Mr. Zinni has presented both sides with what is being described as a compromise proposal based on negotiations on implementing a truce first presented last year by the director of the U.S. Central Intelligence Agency George Tenet.
Details of Mr. Zinni's proposal were not released.
The Israelis have been insisting that the Palestinians must crack down on groups involved in the fighting, stop terror attacks and arrest militants as the first steps of a ceasefire.
The Palestinians are demanding that Israel pull its tanks and troops back to positions held before the violence erupted in September 2000, and that they remove roadblocks and a closure that have crippled travel and trade in the West Bank and Gaza Strip.
Israel says if a ceasefire is reached, it will allow Palestinian leader Yasser Arafat to attend an Arab summit later this week in Beirut.
Israeli Prime Minister Ariel Sharon is expected to discuss the current travel ban on Mr. Arafat with top government officials. Israel has refused to allow the Palestinian chairman to leave the territories since last December.

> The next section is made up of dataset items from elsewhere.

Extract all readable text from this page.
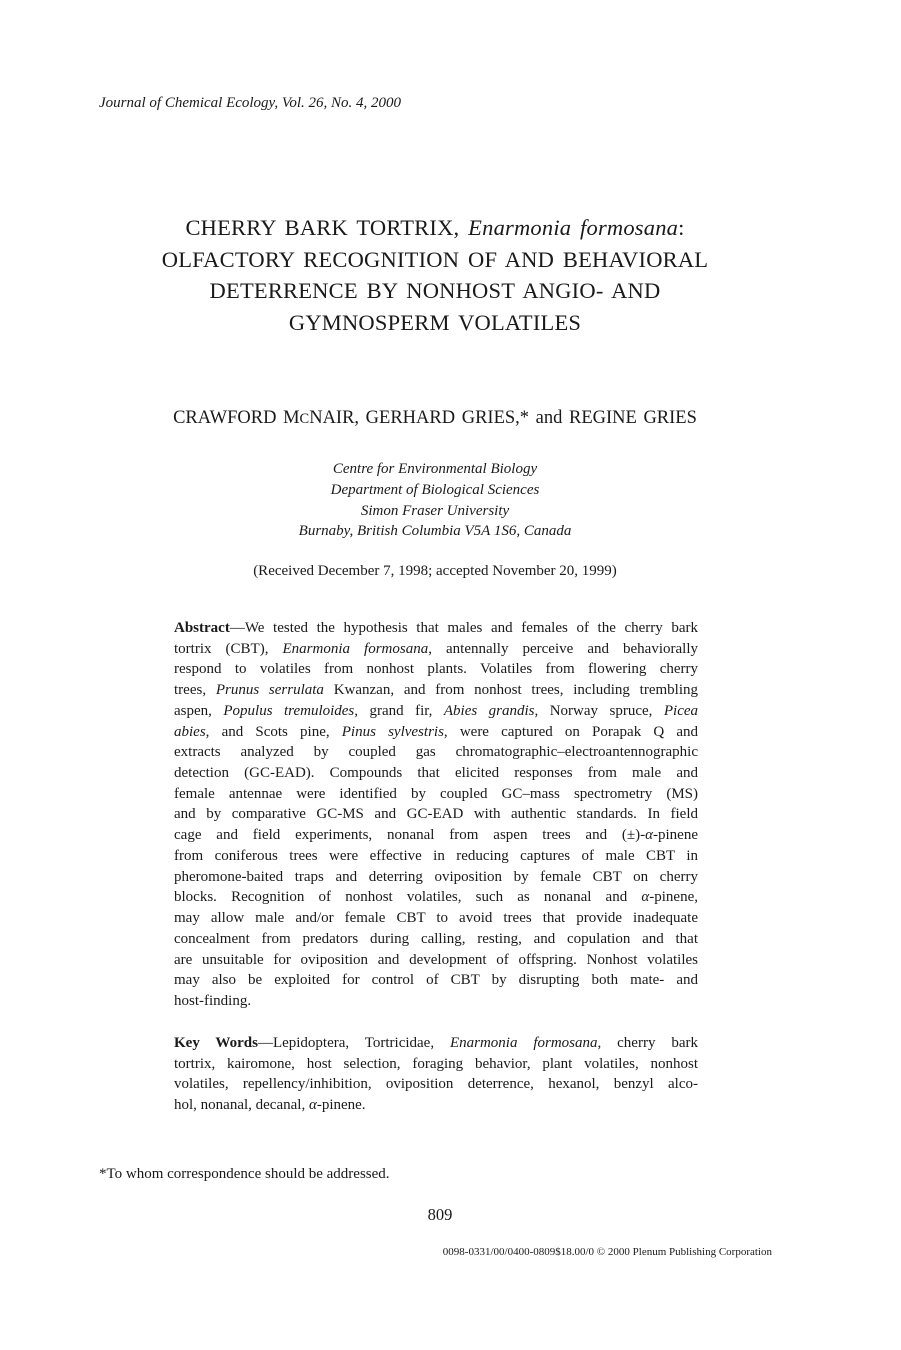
Journal of Chemical Ecology, Vol. 26, No. 4, 2000
CHERRY BARK TORTRIX, Enarmonia formosana:
OLFACTORY RECOGNITION OF AND BEHAVIORAL
DETERRENCE BY NONHOST ANGIO- AND
GYMNOSPERM VOLATILES
CRAWFORD MCNAIR, GERHARD GRIES,* and REGINE GRIES
Centre for Environmental Biology
Department of Biological Sciences
Simon Fraser University
Burnaby, British Columbia V5A 1S6, Canada
(Received December 7, 1998; accepted November 20, 1999)
Abstract—We tested the hypothesis that males and females of the cherry bark
tortrix (CBT), Enarmonia formosana, antennally perceive and behaviorally
respond to volatiles from nonhost plants. Volatiles from flowering cherry
trees, Prunus serrulata Kwanzan, and from nonhost trees, including trembling
aspen, Populus tremuloides, grand fir, Abies grandis, Norway spruce, Picea
abies, and Scots pine, Pinus sylvestris, were captured on Porapak Q and
extracts analyzed by coupled gas chromatographic–electroantennographic
detection (GC-EAD). Compounds that elicited responses from male and
female antennae were identified by coupled GC–mass spectrometry (MS)
and by comparative GC-MS and GC-EAD with authentic standards. In field
cage and field experiments, nonanal from aspen trees and (±)-α-pinene
from coniferous trees were effective in reducing captures of male CBT in
pheromone-baited traps and deterring oviposition by female CBT on cherry
blocks. Recognition of nonhost volatiles, such as nonanal and α-pinene,
may allow male and/or female CBT to avoid trees that provide inadequate
concealment from predators during calling, resting, and copulation and that
are unsuitable for oviposition and development of offspring. Nonhost volatiles
may also be exploited for control of CBT by disrupting both mate- and
host-finding.
Key Words—Lepidoptera, Tortricidae, Enarmonia formosana, cherry bark
tortrix, kairomone, host selection, foraging behavior, plant volatiles, nonhost
volatiles, repellency/inhibition, oviposition deterrence, hexanol, benzyl alco-
hol, nonanal, decanal, α-pinene.
*To whom correspondence should be addressed.
809
0098-0331/00/0400-0809$18.00/0 © 2000 Plenum Publishing Corporation
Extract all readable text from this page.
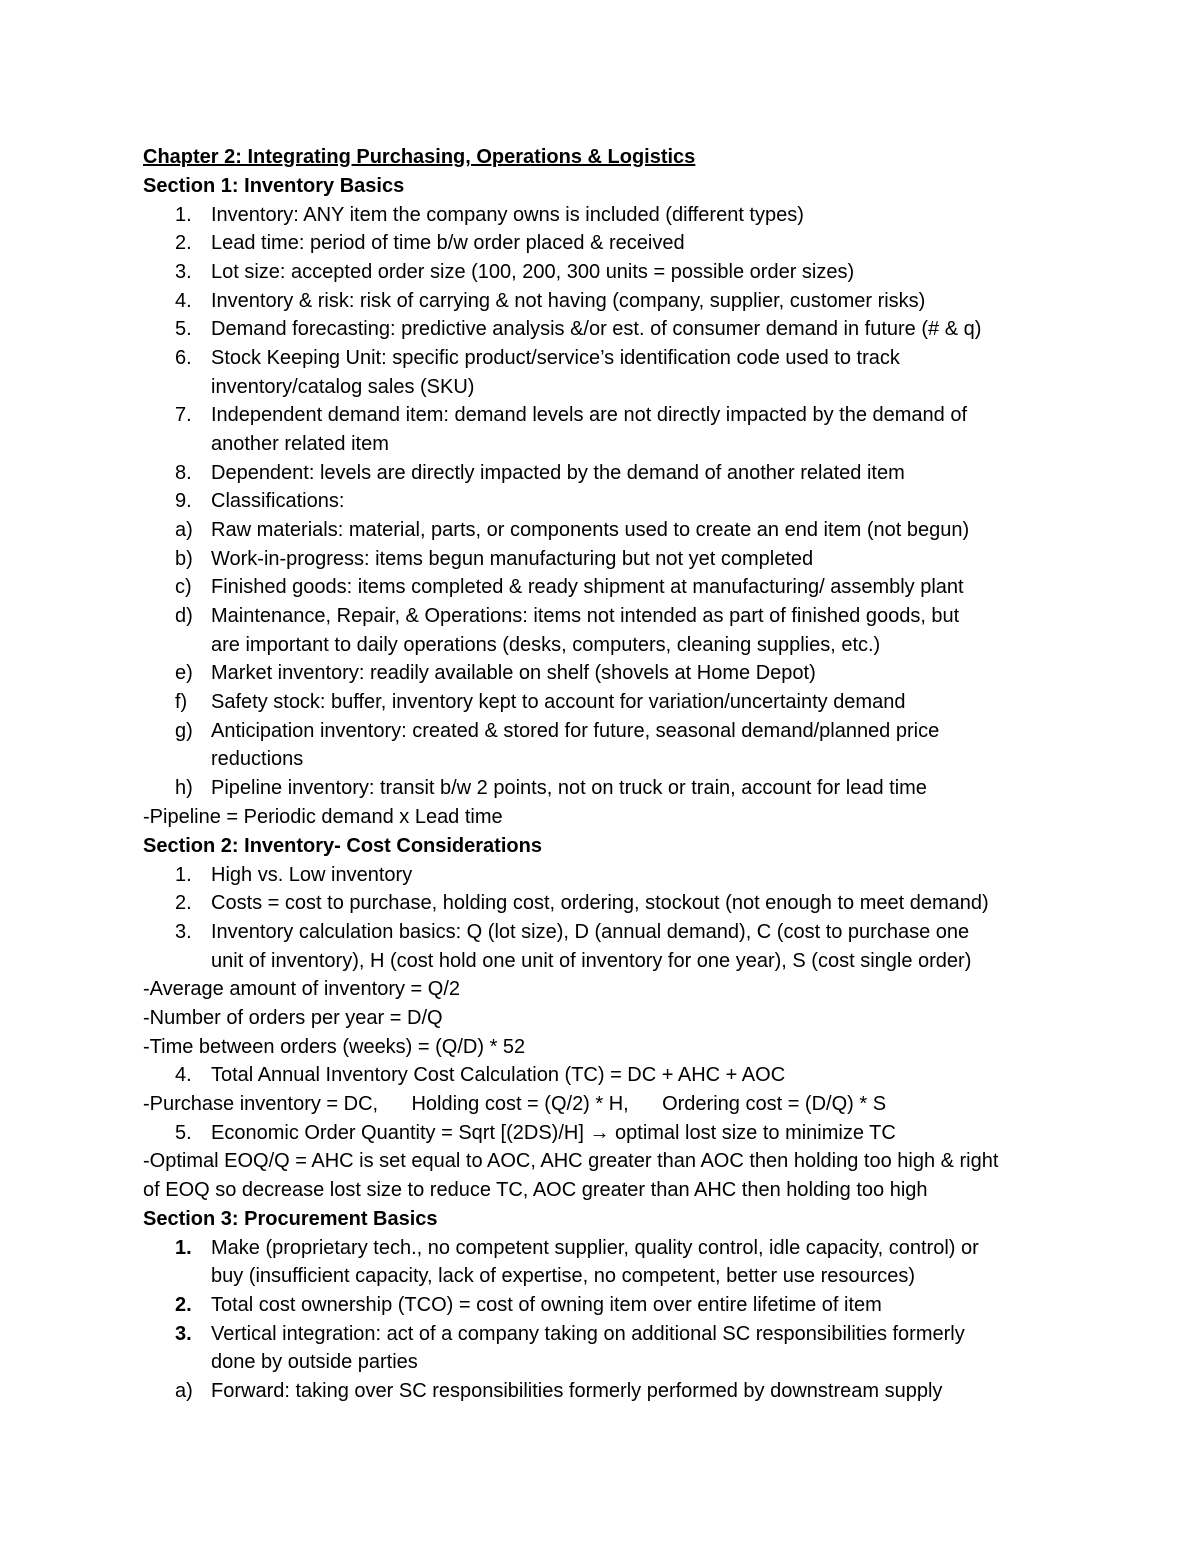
Chapter 2: Integrating Purchasing, Operations & Logistics
Section 1: Inventory Basics
1. Inventory: ANY item the company owns is included (different types)
2. Lead time: period of time b/w order placed & received
3. Lot size: accepted order size (100, 200, 300 units = possible order sizes)
4. Inventory & risk: risk of carrying & not having (company, supplier, customer risks)
5. Demand forecasting: predictive analysis &/or est. of consumer demand in future (# & q)
6. Stock Keeping Unit: specific product/service’s identification code used to track
inventory/catalog sales (SKU)
7. Independent demand item: demand levels are not directly impacted by the demand of
another related item
8. Dependent: levels are directly impacted by the demand of another related item
9. Classifications:
a) Raw materials: material, parts, or components used to create an end item (not begun)
b) Work-in-progress: items begun manufacturing but not yet completed
c) Finished goods: items completed & ready shipment at manufacturing/ assembly plant
d) Maintenance, Repair, & Operations: items not intended as part of finished goods, but
are important to daily operations (desks, computers, cleaning supplies, etc.)
e) Market inventory: readily available on shelf (shovels at Home Depot)
f)	Safety stock: buffer, inventory kept to account for variation/uncertainty demand
g) Anticipation inventory: created & stored for future, seasonal demand/planned price
reductions
h) Pipeline inventory: transit b/w 2 points, not on truck or train, account for lead time
-Pipeline = Periodic demand x Lead time
Section 2: Inventory- Cost Considerations
1. High vs. Low inventory
2. Costs = cost to purchase, holding cost, ordering, stockout (not enough to meet demand)
3. Inventory calculation basics: Q (lot size), D (annual demand), C (cost to purchase one
unit of inventory), H (cost hold one unit of inventory for one year), S (cost single order)
-Average amount of inventory = Q/2
-Number of orders per year = D/Q
-Time between orders (weeks) = (Q/D) * 52
4. Total Annual Inventory Cost Calculation (TC) = DC + AHC + AOC
-Purchase inventory = DC,      Holding cost = (Q/2) * H,      Ordering cost = (D/Q) * S
5. Economic Order Quantity = Sqrt [(2DS)/H] → optimal lost size to minimize TC
-Optimal EOQ/Q = AHC is set equal to AOC, AHC greater than AOC then holding too high & right
of EOQ so decrease lost size to reduce TC, AOC greater than AHC then holding too high
Section 3: Procurement Basics
1. Make (proprietary tech., no competent supplier, quality control, idle capacity, control) or
buy (insufficient capacity, lack of expertise, no competent, better use resources)
2. Total cost ownership (TCO) = cost of owning item over entire lifetime of item
3. Vertical integration: act of a company taking on additional SC responsibilities formerly
done by outside parties
a) Forward: taking over SC responsibilities formerly performed by downstream supply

Mr. Arafat is reportedly seeking assurances that if he attends the summit, Israel will allow him to return to the West Bank. Mr. Sharon has suggested he may not allow Mr. Arafat to return if the violence continues or if the Palestinian leader makes an inflammatory speech at the summit.
Arab leaders are scheduled to discuss a proposal by Saudi Arabia that offers an end to the Arab-Israeli conflict, if Israel withdraws from territories it captured in the 1967 Middle East war.
In new violence Monday, Palestinians say a man was killed when Israeli forces entered the Rafah refugee camp in the Gaza Strip near the border with Egypt. The Israeli military says soldiers were looking for tunnels used for smuggling weapons across the border and returned fire when Palestinians attacked with a bomb, grenades and gunfire.
Meanwhile, The Washington Post is reporting that the Israeli army is preparing for a "comprehensive military confrontation" with the Palestinians if current cease-fire talks fail to halt the bloodshed.